LINGUISTICS & CULTURE
|Data:||24/AGO/2010 2:11 AM|
Yup, I agree. And I split it in two posts aiming to avoid confusion in the learner head.
Then comes the a- verbing. The author may have chosen this wording because the verbs coming after the a- are often ended in ''ing".
A-verbing it is "something that has survived from the past; "a " is a holdover from earlier varieties of English, but it is familiar to modern readers from nursery rhymes and folk songs, both old and modern . . .
That is, it is a remnant/vestige/residue/remainder of the old English, in the sense of earlier English talked in the states (and the U.K.) at the time.

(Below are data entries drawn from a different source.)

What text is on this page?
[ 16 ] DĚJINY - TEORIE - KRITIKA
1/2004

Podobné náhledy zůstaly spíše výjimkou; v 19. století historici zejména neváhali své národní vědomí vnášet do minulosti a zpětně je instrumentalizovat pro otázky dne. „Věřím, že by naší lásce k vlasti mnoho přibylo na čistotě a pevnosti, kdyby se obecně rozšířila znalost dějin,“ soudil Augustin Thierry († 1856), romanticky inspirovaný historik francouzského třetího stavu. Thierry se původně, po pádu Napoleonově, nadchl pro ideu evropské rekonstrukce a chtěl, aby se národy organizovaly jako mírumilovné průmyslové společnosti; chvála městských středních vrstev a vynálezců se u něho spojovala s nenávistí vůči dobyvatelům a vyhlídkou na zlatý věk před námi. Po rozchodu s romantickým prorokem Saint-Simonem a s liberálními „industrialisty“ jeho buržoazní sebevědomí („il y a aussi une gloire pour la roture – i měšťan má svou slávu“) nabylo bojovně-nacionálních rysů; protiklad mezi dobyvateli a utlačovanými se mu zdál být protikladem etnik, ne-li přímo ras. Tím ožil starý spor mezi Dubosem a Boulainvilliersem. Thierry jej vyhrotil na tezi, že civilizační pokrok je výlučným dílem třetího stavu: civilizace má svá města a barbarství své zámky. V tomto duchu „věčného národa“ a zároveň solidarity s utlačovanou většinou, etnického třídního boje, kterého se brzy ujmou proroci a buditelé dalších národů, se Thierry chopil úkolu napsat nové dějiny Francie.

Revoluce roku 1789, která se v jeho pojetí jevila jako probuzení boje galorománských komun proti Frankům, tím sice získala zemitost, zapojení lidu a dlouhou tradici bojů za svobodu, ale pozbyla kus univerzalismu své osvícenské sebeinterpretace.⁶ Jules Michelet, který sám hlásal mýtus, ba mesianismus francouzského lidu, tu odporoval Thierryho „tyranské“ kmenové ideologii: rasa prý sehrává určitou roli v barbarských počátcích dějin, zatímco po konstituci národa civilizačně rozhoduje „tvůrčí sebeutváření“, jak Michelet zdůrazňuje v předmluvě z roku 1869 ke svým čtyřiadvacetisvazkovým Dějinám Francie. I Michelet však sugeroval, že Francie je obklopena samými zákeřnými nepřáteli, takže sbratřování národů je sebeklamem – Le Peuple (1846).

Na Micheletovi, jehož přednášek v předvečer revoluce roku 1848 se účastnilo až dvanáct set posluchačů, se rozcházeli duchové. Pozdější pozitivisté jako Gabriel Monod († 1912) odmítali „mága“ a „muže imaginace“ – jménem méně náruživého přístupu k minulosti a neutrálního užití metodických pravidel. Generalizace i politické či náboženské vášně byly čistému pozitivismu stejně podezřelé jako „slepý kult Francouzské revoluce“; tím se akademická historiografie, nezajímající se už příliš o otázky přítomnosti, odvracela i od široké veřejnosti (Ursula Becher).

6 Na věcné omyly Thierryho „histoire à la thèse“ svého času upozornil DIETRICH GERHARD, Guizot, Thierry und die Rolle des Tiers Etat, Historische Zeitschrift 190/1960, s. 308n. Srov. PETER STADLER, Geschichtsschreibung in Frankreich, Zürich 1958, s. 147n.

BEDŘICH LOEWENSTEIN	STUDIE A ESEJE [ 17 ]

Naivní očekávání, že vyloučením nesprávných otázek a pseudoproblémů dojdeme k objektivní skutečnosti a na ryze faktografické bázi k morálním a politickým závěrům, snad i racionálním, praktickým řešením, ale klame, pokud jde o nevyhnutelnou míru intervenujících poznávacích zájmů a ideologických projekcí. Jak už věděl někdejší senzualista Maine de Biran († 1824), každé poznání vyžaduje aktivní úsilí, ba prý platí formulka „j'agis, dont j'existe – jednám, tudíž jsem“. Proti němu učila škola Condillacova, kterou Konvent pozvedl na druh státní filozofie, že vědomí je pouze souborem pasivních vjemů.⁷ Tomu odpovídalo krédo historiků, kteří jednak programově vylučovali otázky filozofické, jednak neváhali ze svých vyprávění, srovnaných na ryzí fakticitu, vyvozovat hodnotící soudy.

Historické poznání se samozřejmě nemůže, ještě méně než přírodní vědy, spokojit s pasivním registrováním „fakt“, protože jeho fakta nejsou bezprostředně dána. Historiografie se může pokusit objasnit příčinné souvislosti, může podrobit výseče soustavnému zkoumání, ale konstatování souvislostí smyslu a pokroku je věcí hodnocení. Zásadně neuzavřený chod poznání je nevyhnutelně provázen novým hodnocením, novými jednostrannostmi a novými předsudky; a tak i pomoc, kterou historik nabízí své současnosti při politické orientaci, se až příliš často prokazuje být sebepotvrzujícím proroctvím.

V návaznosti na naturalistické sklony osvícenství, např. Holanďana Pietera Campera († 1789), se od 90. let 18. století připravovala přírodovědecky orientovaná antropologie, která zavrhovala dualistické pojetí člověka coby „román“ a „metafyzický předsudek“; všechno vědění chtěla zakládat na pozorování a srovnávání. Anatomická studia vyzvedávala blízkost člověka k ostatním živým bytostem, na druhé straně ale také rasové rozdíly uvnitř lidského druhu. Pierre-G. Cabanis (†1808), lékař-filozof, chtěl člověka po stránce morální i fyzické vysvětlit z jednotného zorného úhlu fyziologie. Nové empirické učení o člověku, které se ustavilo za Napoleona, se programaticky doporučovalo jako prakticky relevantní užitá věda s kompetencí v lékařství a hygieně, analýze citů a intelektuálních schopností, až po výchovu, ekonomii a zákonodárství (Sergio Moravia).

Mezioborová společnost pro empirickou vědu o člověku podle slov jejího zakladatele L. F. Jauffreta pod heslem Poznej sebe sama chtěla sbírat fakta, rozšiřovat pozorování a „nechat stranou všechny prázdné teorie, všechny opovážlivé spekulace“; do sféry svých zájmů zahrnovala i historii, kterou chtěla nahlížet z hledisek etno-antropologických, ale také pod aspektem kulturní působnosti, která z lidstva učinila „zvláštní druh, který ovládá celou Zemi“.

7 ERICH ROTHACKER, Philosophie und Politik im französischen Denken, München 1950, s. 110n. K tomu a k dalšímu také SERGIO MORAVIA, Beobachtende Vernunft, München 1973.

I equally deemed interesting the following piece of text, kinda informative:
: "Wolfram and Fasold (1974), who studied the use of a-verbing in Appalachian English in West Virginia, say that the prefixed -a emphasizes the duration of an action. 'She's working' means that she's engaged in a relatively short-term task. 'She's a-working' means that the task is of longer duration. . . . Feagin (1979) [found that] a-verbing was used to intensify the action or to create dramatic vividness. She found that a-verbing forms were common in stories about ghosts, accidents, murders, tornadoes, and other dramatic topics."
I don´t know much about etimology, but perhaps ''asea/ashore'' might come from structures like that? I really don´t know for certain...but it may be one possibility.
Indeed, this was an inteligent question from the (very) scratch!